Let’s now get our scalar covariate
# Non functional covariate tecator_scalar = data.frame(water = tecator$y$Water)
And our response
# Response tecator_resp = tecator$y$Fat
We now need to create a tensor containing the functional covariates (as defined by their coefficients) so that it can be passed into the main model function:
# Getting data into right format tecator_data = array(dim = c(nbasis, length(tecator_resp), 3)) tecator_data[,,1] = tecator_fd$coefs tecator_data[,,2] = tecator_deriv$coefs tecator_data[,,3] = tecator_deriv2$coefs
And the last step before building our model, we create a test train split. This will be quite a few lines of code but all of them are just splitting each of the functional and scalar covariates, as well as the response. In this case, we will use the first 165 curves as the training set and use the final 50 as the test set.

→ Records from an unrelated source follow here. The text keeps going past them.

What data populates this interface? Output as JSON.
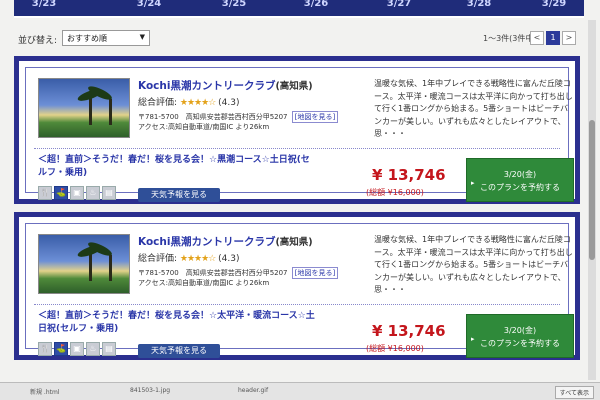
{
  "date_bar": {
    "dates": [
      "3/23",
      "3/24",
      "3/25",
      "3/26",
      "3/27",
      "3/28",
      "3/29"
    ]
  },
  "toolbar": {
    "sort_label": "並び替え:",
    "sort_value": "おすすめ順",
    "result_count": "1〜3件(3件中)",
    "prev": "<",
    "current_page": "1",
    "next": ">"
  },
  "cards": [
    {
      "title": "Kochi黒潮カントリークラブ",
      "pref": "(高知県)",
      "rating_label": "総合評価:",
      "stars": "★★★★☆",
      "rating_value": "(4.3)",
      "address": "〒781-5700　高知県安芸郡芸西村西分甲5207",
      "map_link": "[地図を見る]",
      "access": "アクセス:高知自動車道/南国IC より26km",
      "description": "温暖な気候、1年中プレイできる戦略性に富んだ丘陵コース。太平洋・暖流コースは太平洋に向かって打ち出して行く1番ロングから始まる。5番ショートはビーチバンカーが美しい。いずれも広々としたレイアウトで、思・・・",
      "plan": "＜超！直前＞そうだ！春だ！桜を見る会！☆黒潮コース☆土日祝(セルフ・乗用)",
      "weather_button": "天気予報を見る",
      "price": "¥ 13,746",
      "price_total": "(総額 ¥16,000)",
      "book_date": "3/20(金)",
      "book_label": "このプランを予約する"
    },
    {
      "title": "Kochi黒潮カントリークラブ",
      "pref": "(高知県)",
      "rating_label": "総合評価:",
      "stars": "★★★★☆",
      "rating_value": "(4.3)",
      "address": "〒781-5700　高知県安芸郡芸西村西分甲5207",
      "map_link": "[地図を見る]",
      "access": "アクセス:高知自動車道/南国IC より26km",
      "description": "温暖な気候、1年中プレイできる戦略性に富んだ丘陵コース。太平洋・暖流コースは太平洋に向かって打ち出して行く1番ロングから始まる。5番ショートはビーチバンカーが美しい。いずれも広々としたレイアウトで、思・・・",
      "plan": "＜超！直前＞そうだ！春だ！桜を見る会！☆太平洋・暖流コース☆土日祝(セルフ・乗用)",
      "weather_button": "天気予報を見る",
      "price": "¥ 13,746",
      "price_total": "(総額 ¥16,000)",
      "book_date": "3/20(金)",
      "book_label": "このプランを予約する"
    }
  ],
  "feature_icons": [
    "restaurant-icon",
    "golf-course-icon",
    "cart-icon",
    "shower-icon",
    "shop-icon"
  ],
  "taskbar": {
    "items": [
      "新規 .html",
      "841503-1.jpg",
      "header.gif"
    ],
    "show_all": "すべて表示"
  },
  "colors": {
    "accent": "#2b2f8f",
    "price": "#c4161c",
    "book": "#2f8a3a"
  }
}
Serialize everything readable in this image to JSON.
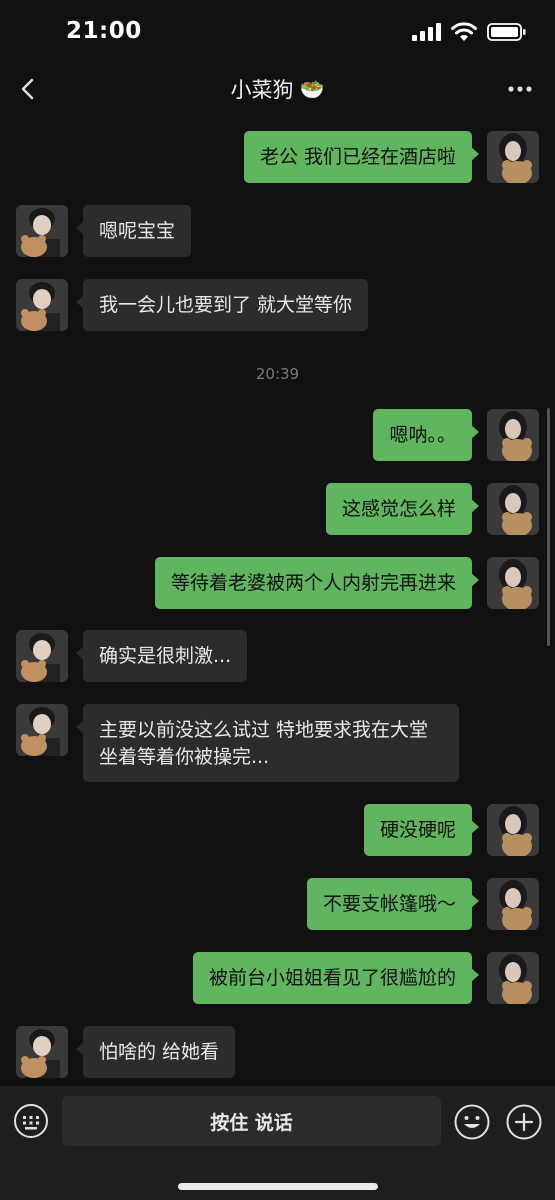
{
  "status_bar": {
    "time": "21:00"
  },
  "header": {
    "title": "小菜狗",
    "title_emoji": "🥗"
  },
  "timestamp": "20:39",
  "messages": [
    {
      "side": "out",
      "text": "老公 我们已经在酒店啦"
    },
    {
      "side": "in",
      "text": "嗯呢宝宝"
    },
    {
      "side": "in",
      "text": "我一会儿也要到了 就大堂等你"
    },
    {
      "side": "out",
      "text": "嗯呐。。"
    },
    {
      "side": "out",
      "text": "这感觉怎么样"
    },
    {
      "side": "out",
      "text": "等待着老婆被两个人内射完再进来"
    },
    {
      "side": "in",
      "text": "确实是很刺激..."
    },
    {
      "side": "in",
      "text": "主要以前没这么试过 特地要求我在大堂坐着等着你被操完..."
    },
    {
      "side": "out",
      "text": "硬没硬呢"
    },
    {
      "side": "out",
      "text": "不要支帐篷哦～"
    },
    {
      "side": "out",
      "text": "被前台小姐姐看见了很尴尬的"
    },
    {
      "side": "in",
      "text": "怕啥的 给她看"
    }
  ],
  "input_bar": {
    "voice_label": "按住 说话"
  },
  "icons": {
    "back": "chevron-left-icon",
    "more": "more-dots-icon",
    "keyboard": "keyboard-icon",
    "emoji": "emoji-icon",
    "plus": "plus-icon"
  },
  "colors": {
    "bubble_out": "#5fb65e",
    "bubble_in": "#2c2c2c",
    "background": "#111111"
  }
}
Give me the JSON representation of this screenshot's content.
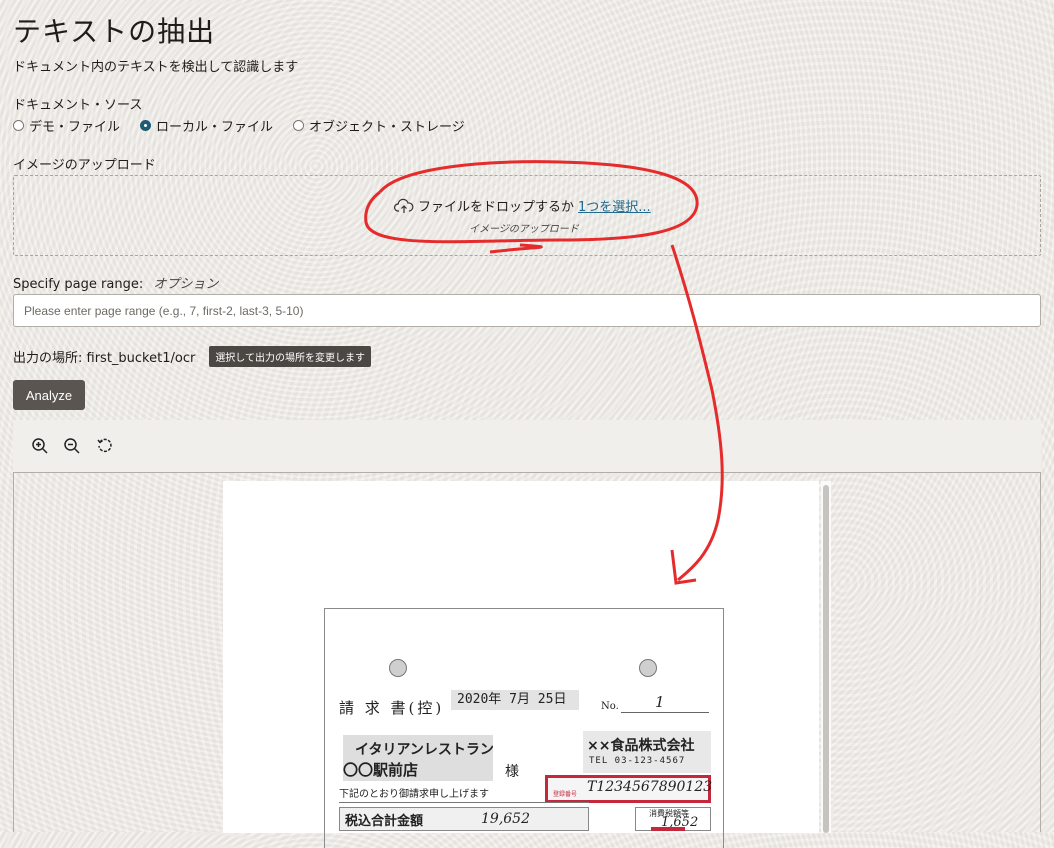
{
  "page": {
    "title": "テキストの抽出",
    "subtitle": "ドキュメント内のテキストを検出して認識します"
  },
  "source": {
    "label": "ドキュメント・ソース",
    "options": [
      {
        "label": "デモ・ファイル",
        "selected": false
      },
      {
        "label": "ローカル・ファイル",
        "selected": true
      },
      {
        "label": "オブジェクト・ストレージ",
        "selected": false
      }
    ]
  },
  "upload": {
    "label": "イメージのアップロード",
    "drop_text": "ファイルをドロップするか",
    "select_link": "1つを選択...",
    "sub_label": "イメージのアップロード",
    "icon": "cloud-upload-icon"
  },
  "page_range": {
    "label": "Specify page range:",
    "optional": "オプション",
    "placeholder": "Please enter page range (e.g., 7, first-2, last-3, 5-10)",
    "value": ""
  },
  "output": {
    "label": "出力の場所: first_bucket1/ocr",
    "change_tag": "選択して出力の場所を変更します"
  },
  "actions": {
    "analyze_label": "Analyze"
  },
  "viewer": {
    "tools": [
      {
        "name": "zoom-in-icon"
      },
      {
        "name": "zoom-out-icon"
      },
      {
        "name": "reset-icon"
      }
    ]
  },
  "document": {
    "title": "請 求 書(控)",
    "date": "2020年 7月 25日",
    "no_label": "No.",
    "no_value": "1",
    "customer_line1": "イタリアンレストラン",
    "customer_line2": "〇〇駅前店",
    "honorific": "様",
    "vendor_name": "××食品株式会社",
    "vendor_tel": "TEL 03-123-4567",
    "registration_label": "登録番号",
    "registration_number": "T1234567890123",
    "message": "下記のとおり御請求申し上げます",
    "total_label": "税込合計金額",
    "total_value": "19,652",
    "tax_label": "消費税額等",
    "tax_value": "1,652"
  },
  "colors": {
    "accent": "#1e5b74",
    "annotation": "#e52b2b",
    "button_bg": "#5a5550",
    "link": "#1f6a8e"
  }
}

# Splitting into test and train for third FNN ind = 1:165 tec_data_train <- array(dim = c(nbasis, length(ind), 3)) tec_data_test <- array(dim = c(nbasis, nrow(tecator$absorp.fdata$data) - length(ind), 3)) tec_data_train = tecator_data[, ind, ] tec_data_test = tecator_data[, -ind, ] tecResp_train = tecator_resp[ind] tecResp_test = tecator_resp[-ind] scalar_train = data.frame(tecator_scalar[ind,1]) scalar_test = data.frame(tecator_scalar[-ind,1])
We now build the model:
# Setting up network tecator_fnn = fnn.fit(resp = tecResp_train, func_cov = tec_data_train, scalar_cov = scalar_train, basis_choice = c("fourier", "fourier", "fourier"), num_basis = c(5, 5, 7), hidden_layers = 4, neurons_per_layer = c(64, 64, 64, 64), activations_in_layers = c("relu", "relu", "relu", "linear"), domain_range = list(c(850, 1050), c(850, 1050), c(850, 1050)), epochs = 300, learn_rate = 0.002)
## Model
## ________________________________________________________________________________
## Layer (type) Output Shape Param #
## ================================================================================
## dense (Dense) (None, 64) 1216
## ________________________________________________________________________________
## dense_1 (Dense) (None, 64) 4160
## ________________________________________________________________________________
## dense_2 (Dense) (None, 64) 4160
## ________________________________________________________________________________
## dense_3 (Dense) (None, 64) 4160
## ________________________________________________________________________________
## dense_4 (Dense) (None, 1) 65
## ================================================================================
## Total params: 13,761
## Trainable params: 13,761
## Non-trainable params: 0
## ________________________________________________________________________________
##
##
##
## xxxxxxxxxxxxxxxxxxxxxxxxxxxxxxxxxxxxxxxxxxxxxxxxxxxx
##
## Trained on 132 samples (batch_size=32, epochs=52)
## Final epoch (plot to see history):
## loss: 2.869
## mean_squared_error: 2.869
## val_loss: 5.15
## val_mean_squared_error: 5.15
In this example, we build a 4 layer network each of which contains 64 neurons. We use 300 training iterations and define the 3 functional weights (for the 3 functional covariates) using 5, 5, and 7 basis functions, respectively.
Let’s now get some predictions!
# Predicting pred_tec = fnn.predict(tecator_fnn, tec_data_test, scalar_cov = scalar_test, basis_choice = c("fourier", "fourier", "fourier"), num_basis = c(5, 5, 7), domain_range = list(c(850, 1050), c(850, 1050), c(850, 1050)))
Using this output, we can compare the predictions to the actual results in whatever way we would like!
And that is pretty much it for this example.